Lazy men for the win,I thought, slipping inside and pulling the door closed tightly behind me, and thanking my lucky stars Robert was too cheap to pay for a security system.

My heart pounded as I peeked out the front windows, on the lookout for lookie-loos and nosy Nellies.

Then I turned to examine my former home.

Why was it so unnecessarily big? It’d been years since I’d had a psychology class, but I was sure Sigmund Freud would have a field day with that question.

I moved through our home, astonished at how little it felt like mine, despite the fact I’d only been gone a few months. I didn’t miss it. I was lucky to be free. Though Alicia would say that was all my doing. My perseverance. My courage. With a little more of that, maybe I’d finally shake Robert’s continued grasp on me.

His office door stood open at the end of the first-floor hallway, and I crept inside. I felt like a criminal, though the place was legally half mine, and I’d been alone inside the room a thousand times. Stacks of file folders on his desk contained details related to his clients. A pile of unopened bills filled a tray.

Why pay the utilities when letting the accounts go to collections would further support his ruse?

I pulled a pen from the cup on his desktop and used it to open, then riffle through, his drawers. My prints were probably everywhere in the house, but I couldn’t shake the feeling I shouldn’t be there, and I didn’t want to leave any evidence behind.

I pocketed the pen when I came up empty.

No smoking gun here.

But maybe he anticipated I’d come poking around. That was the only reason to change the locks, wasn’t it?

I moved into the hallway and gave the office one last look to be sure nothing, save the pen in my pocket, was out of place. Then I closed my eyes and waited for a bolt of brilliance to strike.

“Oh!” My eyes opened on a burst of excitement.

I climbed the steps at double speed and raced to the primary suite.

Robert had a hidey-hole in the floorboards where he kept his porn. Too smart to leave a digital footprint, he still subscribed to magazines like his father before him. He had them sent to a PO box. Then he brought them home, and he had no idea I knew all about it. I’d foundthe loose board years ago while cleaning and had been devastated by what was inside.

I stopped short when I crossed the threshold of my former bedroom. “Oh my god.” Robert had rearranged the furniture and hung a massive white screen on the wall where my bookshelves once stood. A projector hung from the ceiling above our bed. “You turned our bedroom into a theater?” And watched movies from bed? How lazy was he?

I guffawed my way across the room, only to perform a triple take as I passed my walk-in closet. A belligerent gasp ripped from my throat as I caught sight of the weight bench. “No fucking way.” I changed my trajectory and slapped my palm against the light switch, then glared as the complete home gym appeared before me. “Unbelievable.”

Robert had made our primary suite into a private man quarters.
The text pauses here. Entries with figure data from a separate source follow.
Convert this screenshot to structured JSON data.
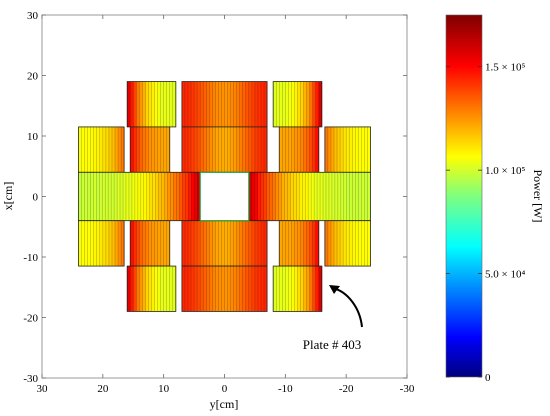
{
  "chart_data": {
    "type": "heatmap",
    "title": "",
    "xlabel": "y[cm]",
    "ylabel": "x[cm]",
    "xlim": [
      30,
      -30
    ],
    "ylim": [
      -30,
      30
    ],
    "x_ticks": [
      "30",
      "20",
      "10",
      "0",
      "-10",
      "-20",
      "-30"
    ],
    "y_ticks": [
      "30",
      "20",
      "10",
      "0",
      "-10",
      "-20",
      "-30"
    ],
    "grid": false,
    "colorbar": {
      "label": "Power [W]",
      "range": [
        0,
        175000
      ],
      "tick_labels": [
        "0",
        "5.0 × 10⁴",
        "1.0 × 10⁵",
        "1.5 × 10⁵"
      ],
      "tick_values": [
        0,
        50000,
        100000,
        150000
      ],
      "colormap": "jet"
    },
    "annotation": {
      "text": "Plate # 403",
      "points_to": {
        "y": -16,
        "x": -12
      }
    },
    "assemblies": [
      {
        "name": "top-left",
        "y0": 16,
        "y1": 8,
        "x0": 11.5,
        "x1": 19,
        "low": 95000,
        "high": 175000,
        "hot_side": "left"
      },
      {
        "name": "top-center",
        "y0": 7,
        "y1": -7,
        "x0": 11.5,
        "x1": 19,
        "low": 125000,
        "high": 150000,
        "hot_side": "none"
      },
      {
        "name": "top-right",
        "y0": -8,
        "y1": -16,
        "x0": 11.5,
        "x1": 19,
        "low": 95000,
        "high": 175000,
        "hot_side": "right"
      },
      {
        "name": "upper-far-left",
        "y0": 24,
        "y1": 16.5,
        "x0": 4,
        "x1": 11.5,
        "low": 105000,
        "high": 140000,
        "hot_side": "right"
      },
      {
        "name": "upper-left",
        "y0": 15.5,
        "y1": 9,
        "x0": 4,
        "x1": 11.5,
        "low": 120000,
        "high": 160000,
        "hot_side": "left"
      },
      {
        "name": "upper-center",
        "y0": 7,
        "y1": -7,
        "x0": 4,
        "x1": 11.5,
        "low": 120000,
        "high": 150000,
        "hot_side": "none"
      },
      {
        "name": "upper-right",
        "y0": -9,
        "y1": -15.5,
        "x0": 4,
        "x1": 11.5,
        "low": 120000,
        "high": 160000,
        "hot_side": "right"
      },
      {
        "name": "upper-far-right",
        "y0": -16.5,
        "y1": -24,
        "x0": 4,
        "x1": 11.5,
        "low": 105000,
        "high": 140000,
        "hot_side": "left"
      },
      {
        "name": "middle-left",
        "y0": 24,
        "y1": 4,
        "x0": -4,
        "x1": 4,
        "low": 90000,
        "high": 175000,
        "hot_side": "right"
      },
      {
        "name": "middle-right",
        "y0": -4,
        "y1": -24,
        "x0": -4,
        "x1": 4,
        "low": 90000,
        "high": 175000,
        "hot_side": "left"
      },
      {
        "name": "lower-far-left",
        "y0": 24,
        "y1": 16.5,
        "x0": -11.5,
        "x1": -4,
        "low": 105000,
        "high": 140000,
        "hot_side": "right"
      },
      {
        "name": "lower-left",
        "y0": 15.5,
        "y1": 9,
        "x0": -11.5,
        "x1": -4,
        "low": 120000,
        "high": 160000,
        "hot_side": "left"
      },
      {
        "name": "lower-center",
        "y0": 7,
        "y1": -7,
        "x0": -11.5,
        "x1": -4,
        "low": 120000,
        "high": 150000,
        "hot_side": "none"
      },
      {
        "name": "lower-right",
        "y0": -9,
        "y1": -15.5,
        "x0": -11.5,
        "x1": -4,
        "low": 120000,
        "high": 160000,
        "hot_side": "right"
      },
      {
        "name": "lower-far-right",
        "y0": -16.5,
        "y1": -24,
        "x0": -11.5,
        "x1": -4,
        "low": 105000,
        "high": 140000,
        "hot_side": "left"
      },
      {
        "name": "bottom-left",
        "y0": 16,
        "y1": 8,
        "x0": -19,
        "x1": -11.5,
        "low": 95000,
        "high": 175000,
        "hot_side": "left"
      },
      {
        "name": "bottom-center",
        "y0": 7,
        "y1": -7,
        "x0": -19,
        "x1": -11.5,
        "low": 125000,
        "high": 150000,
        "hot_side": "none"
      },
      {
        "name": "bottom-right",
        "y0": -8,
        "y1": -16,
        "x0": -19,
        "x1": -11.5,
        "low": 95000,
        "high": 175000,
        "hot_side": "right"
      }
    ]
  }
}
A bedroom with a theater, gym, bathroom, and porn.

I shut off the light and forced myself away. If I stewed instead of returning to my mission, I’d burn the whole place down.

Across the room, I knelt beside the window and peeled back the corner of our area rug. I tested the floor by knocking until I found the loose board and checked underneath.

I rolled my eyes at the young, airbrushed body on this month’s cover. I said a silent prayer for her health, and the well-being of every woman who bought into this idea of perfection. And I wished for karmic justice on the men who still objectified us.

I removed the magazines and placed them in careful stacks along the wall. For a moment, I feared I’d wasted my time. Then the small white corner of a document came into view. And just like that, hidden beneath Robert’s copies ofHustler, I hit the jackpot.

Elation soared as I sifted through the paperwork, growing infinitely happier by the second. “Holy shit!”